SOLO (Panjimas.com) – Launching dan bedah buku Serial Terorisme Demokrasi 2 dengan tema “Densus dan Terorisme Negara” yang ditulis pengacara senior Kota Solo, Dr. Muhammad Taufiq, SH,MH, sukses digelar di Daegu Korean Grill, Jalan Rajiman 402, Solo, Jawa Tengah, Jum’at (27/1/2017).
Prof Dr Supanto, Dekan Universitas Sebelas Maret (UNS) memberikan sambutan bangga karena mahasiswanya, Dr M Taufiq memiliki prestasi yang melebihi dirinya. Sangat kritis kepada penegak hukum terkait adanya kasus-kasus terorisme, kata dia bukan berarti mendukung teroris, namun sebagai kontrol masyarakat terhadap kinerja aparat kepolisian.
“Mengkritisi penegak hukum dalam hal teroris bukan kemudian berarti mendukung teroris, tapi aparat memang perlu dikontrol dalam menata negeri ini,” kata dia.

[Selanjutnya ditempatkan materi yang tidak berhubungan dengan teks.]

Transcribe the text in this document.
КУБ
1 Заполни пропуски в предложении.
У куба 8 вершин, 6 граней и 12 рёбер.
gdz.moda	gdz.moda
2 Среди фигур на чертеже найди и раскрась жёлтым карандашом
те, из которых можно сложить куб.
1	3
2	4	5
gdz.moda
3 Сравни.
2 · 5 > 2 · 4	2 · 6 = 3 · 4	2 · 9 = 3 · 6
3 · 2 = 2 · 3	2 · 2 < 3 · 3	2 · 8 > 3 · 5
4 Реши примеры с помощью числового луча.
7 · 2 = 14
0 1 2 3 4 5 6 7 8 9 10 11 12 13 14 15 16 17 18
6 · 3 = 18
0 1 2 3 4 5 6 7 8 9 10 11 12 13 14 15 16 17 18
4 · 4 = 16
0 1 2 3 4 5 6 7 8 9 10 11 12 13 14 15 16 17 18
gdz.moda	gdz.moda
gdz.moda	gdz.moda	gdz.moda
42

Sementara itu, M Taufiq menjelaskan isi buku tersebut lebih banyak mengkritisi kinerja Densus 88 dan pihak kepolisian yang serampangan. Hendaknya menurut dia, kepolisian melakukan cara komprehensif, edukatif, jauh dari kriminalisasi dan kekerasan. Kasus terorisme yang dianggap extraordinary crime bukan berarti berlaku penanganan extraordinary pula.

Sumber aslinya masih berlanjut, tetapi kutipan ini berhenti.